Difference between revisions of "User talk:Jifodus/Dwarf Fortress Utility Framework"

Revision as of 09:24, 13 December 2007

Sphr's comments

Update: added some comments on binary version data at the end A suggestion to consider: Unify map type defninition so that it can be used in inline definitions as well as global references.

In general a map has:

@name (optional) Does not need name if inlined
@size (optional) not needed for predefined types of known size.  
    Optional for most cases except when used as valuetype in array/vector
@type (optional) name of predefined/user-defined map
@(type-specific parameters) (e.g. vector/array/pointer may have a "valuetype", 
    array may also need a "length". complex will have a "mapping" of named offsets)

An element in a "complex" 's "mapping" has

@name (required) name of mapping
@offset (required) address offset from base of map
@type (optional) name of predefined/user-defined map OR inlined defined type
@(type-specific parameters) (e.g. vector/array/pointer may have a "valuetype", 
    array may also need a "length". complex will have a "mapping" of named offsets)

Basically

Every map definition can be used inline in another definitionwhere a "type" is expected.
Every named map definition can be referenced wherever a "type" is expected.

The following shows some examples (may contain human errors) Pardon the bastardized lua syntax... I added the map{ ... } to mark out the part that defines a map, and I used [..] to denote a list.

E.g.

string_map = 
map{ 
   name="string",
   size=28,
   type="complex",
   mapping=[ 			// mapping is used only by "complex" type
   	{name="buffer", offset=0x04, type="array", valuetype="byte", length="16"},  
   	    // have to define length for array if arrays are used as valuetypes for other arrays/vectors
   	{name="pointer", offset=0x04, type="pointer", valuetype=map{type="array", valuetype="byte"} }, 
   	    // inline definintion of byte array as valuetype
   	{name="length", offset=0x14, type="dword"},
   	{name="capacity", offset=0x18, type="dword"}
   ]
}

creature_33b_map = 
map{
	name = "creature_33b",
	type="complex",
	mapping=[
		{ name="first_name"	, offset=0x00, type="string" }, // refers to string type, no inlined definintions
		{ name="nick_name"	, offset=0x04, type="string" }
		....
	]
}

creature_33b_ptr_map =
map{
    name = "creature_33b_ptr",
    // maybe no need to define size.  size of predefined types can be assumed to be well-known
    type="pointer",
    valuetype="creature_33b"
}

creature_vector_33b_map =
map{
    name = "creature_vector_33b",
    type="vector",
    valuetype="creature_33b_ptr"
 }

df_33b_map =  
map{
  name="df_v0_27_169_33b",
  size = ???,
  type = "complex",   
  mapping= // start of list of mappings for complex type
  [  
   { name="main_creature_vector",  offset=0x0141FA30, type = "creature_vector_33b"  },
   
    // the following is similar to "main_creature_vector" defined almost totally inlined (except string) in an alternative way
   
   { name="creature_vector_2",  offset=0x01417A48,
        type = "vector"
        valuetype = map{ 																																													
        	type = "pointer",
        	valuetype= map{
        	    type="complex",
					mapping=[
						{ name="first_name"	, offset=0x00, type="string" },
						{ name="nick_name"	, offset=0x04, type="string" }
						....
					]
	         }
        }																																													
    },

    
    ... 
    
  ] // end of list of mappings
 }

Notice that mapping defined for the whole process is no different from that defined for a structure.

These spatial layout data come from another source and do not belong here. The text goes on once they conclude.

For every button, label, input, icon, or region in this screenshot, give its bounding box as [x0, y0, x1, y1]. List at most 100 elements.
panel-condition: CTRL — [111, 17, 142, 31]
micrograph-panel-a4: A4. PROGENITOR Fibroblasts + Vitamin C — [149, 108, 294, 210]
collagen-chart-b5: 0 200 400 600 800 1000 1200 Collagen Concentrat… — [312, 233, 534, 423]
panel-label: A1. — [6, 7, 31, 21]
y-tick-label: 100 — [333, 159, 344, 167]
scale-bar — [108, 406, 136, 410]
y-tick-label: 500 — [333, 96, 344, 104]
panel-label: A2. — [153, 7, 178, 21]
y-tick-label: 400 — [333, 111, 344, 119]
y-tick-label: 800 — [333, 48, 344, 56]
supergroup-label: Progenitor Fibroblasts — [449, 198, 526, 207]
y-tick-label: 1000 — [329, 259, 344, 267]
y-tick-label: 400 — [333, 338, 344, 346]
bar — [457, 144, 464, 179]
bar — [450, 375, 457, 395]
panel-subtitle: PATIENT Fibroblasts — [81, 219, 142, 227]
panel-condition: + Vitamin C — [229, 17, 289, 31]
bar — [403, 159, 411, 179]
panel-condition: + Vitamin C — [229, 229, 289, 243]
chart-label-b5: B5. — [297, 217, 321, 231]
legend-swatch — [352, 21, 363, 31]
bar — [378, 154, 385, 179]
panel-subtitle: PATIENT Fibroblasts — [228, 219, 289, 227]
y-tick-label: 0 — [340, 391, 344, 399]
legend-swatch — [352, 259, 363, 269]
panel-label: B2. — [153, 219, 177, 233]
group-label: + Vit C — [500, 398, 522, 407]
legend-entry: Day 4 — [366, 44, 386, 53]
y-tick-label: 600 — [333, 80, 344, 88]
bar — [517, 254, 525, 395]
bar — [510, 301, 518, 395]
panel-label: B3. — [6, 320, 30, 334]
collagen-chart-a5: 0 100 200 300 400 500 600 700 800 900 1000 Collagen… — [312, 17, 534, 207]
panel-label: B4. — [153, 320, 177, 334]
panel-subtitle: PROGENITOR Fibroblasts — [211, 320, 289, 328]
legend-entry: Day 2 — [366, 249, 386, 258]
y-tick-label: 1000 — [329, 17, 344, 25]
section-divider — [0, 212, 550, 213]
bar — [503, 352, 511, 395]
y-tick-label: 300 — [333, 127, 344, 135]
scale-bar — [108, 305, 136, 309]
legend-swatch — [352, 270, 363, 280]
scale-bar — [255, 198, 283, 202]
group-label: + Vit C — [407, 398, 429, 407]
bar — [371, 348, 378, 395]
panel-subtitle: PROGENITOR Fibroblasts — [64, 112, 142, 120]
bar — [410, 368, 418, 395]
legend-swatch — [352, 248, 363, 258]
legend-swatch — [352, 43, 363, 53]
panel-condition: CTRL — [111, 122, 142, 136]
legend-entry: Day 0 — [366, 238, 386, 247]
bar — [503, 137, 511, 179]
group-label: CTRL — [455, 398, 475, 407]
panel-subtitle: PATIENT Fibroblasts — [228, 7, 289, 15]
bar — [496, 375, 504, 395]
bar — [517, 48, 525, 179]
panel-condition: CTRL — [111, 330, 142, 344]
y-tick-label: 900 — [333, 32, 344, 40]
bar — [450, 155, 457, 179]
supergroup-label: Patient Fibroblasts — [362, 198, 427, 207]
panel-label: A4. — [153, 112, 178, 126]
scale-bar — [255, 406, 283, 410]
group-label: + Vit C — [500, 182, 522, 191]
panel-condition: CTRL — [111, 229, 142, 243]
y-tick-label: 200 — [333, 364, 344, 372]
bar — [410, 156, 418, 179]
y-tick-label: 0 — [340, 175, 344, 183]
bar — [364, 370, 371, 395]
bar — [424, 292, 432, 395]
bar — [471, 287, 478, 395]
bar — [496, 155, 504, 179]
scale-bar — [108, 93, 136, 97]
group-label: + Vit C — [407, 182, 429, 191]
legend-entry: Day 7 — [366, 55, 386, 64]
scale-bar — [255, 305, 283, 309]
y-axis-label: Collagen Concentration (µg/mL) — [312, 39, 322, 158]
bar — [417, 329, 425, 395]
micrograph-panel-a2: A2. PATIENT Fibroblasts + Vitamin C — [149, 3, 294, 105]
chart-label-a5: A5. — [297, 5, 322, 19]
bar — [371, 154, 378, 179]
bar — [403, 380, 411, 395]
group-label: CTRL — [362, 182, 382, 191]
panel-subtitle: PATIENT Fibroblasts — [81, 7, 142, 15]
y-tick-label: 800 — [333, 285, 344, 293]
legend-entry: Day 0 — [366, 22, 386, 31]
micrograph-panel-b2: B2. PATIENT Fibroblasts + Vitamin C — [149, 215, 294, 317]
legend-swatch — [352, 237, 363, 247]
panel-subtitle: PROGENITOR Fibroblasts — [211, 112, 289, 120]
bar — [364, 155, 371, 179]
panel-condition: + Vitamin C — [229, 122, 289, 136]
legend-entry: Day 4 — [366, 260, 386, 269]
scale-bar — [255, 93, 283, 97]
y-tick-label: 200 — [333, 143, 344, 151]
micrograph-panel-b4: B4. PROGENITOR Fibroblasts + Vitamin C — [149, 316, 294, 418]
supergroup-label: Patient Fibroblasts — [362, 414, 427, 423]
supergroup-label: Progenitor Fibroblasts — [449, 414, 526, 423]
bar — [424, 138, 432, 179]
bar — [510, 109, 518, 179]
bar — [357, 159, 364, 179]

The process structure is just a global structure bound to address 0x0000 of the DF process at run-time.

As for version, I suggest a separate section or even separate file.

versions={
  {  version="v0_27_169_33b", 
    timstamp="????",  // include a variety of data to support different binary identification methods. 
    crc32="????",
    map="df_v0_27_169_33b"  //name of base process's memory map, as defined earlier
  }, 
  
   {  version="v0_27_169_33c", 
    timstamp="????",  // include a variety of data to support different binary identification methods. 
    crc32="????",
    map= {... } //can even define to whole monstrous structure inline!
  }, 
  ...
  
}

additonal notes:

This is some stuff taken from what I did which can hopefully be of use as ideas even your method is different. A memory map just describes a structure. A run-time mapped memory object simply consists of a ordered pair of a real address acting as a base, as well as a map.

e.g. the df_process "memory object" is simply (0x0000, getmap("v0_27_169_33c")) or something. Note that in the FULL case, it probably need the process handle as well as it is addressing a shared memory, i.e. { baseaddress=???, process_handle=???, map=??? }

Not sure about your implementation, but from what I have tried out, I find that if there are means to automatically keep track of memory objects (their base address as well as their map) returned to queries of named offsets, it would work better. Example follows:

say I create a df_process object

df_obj = CreateMemObject(0x0000, hProcess, getmap("v0_27_169_33c"))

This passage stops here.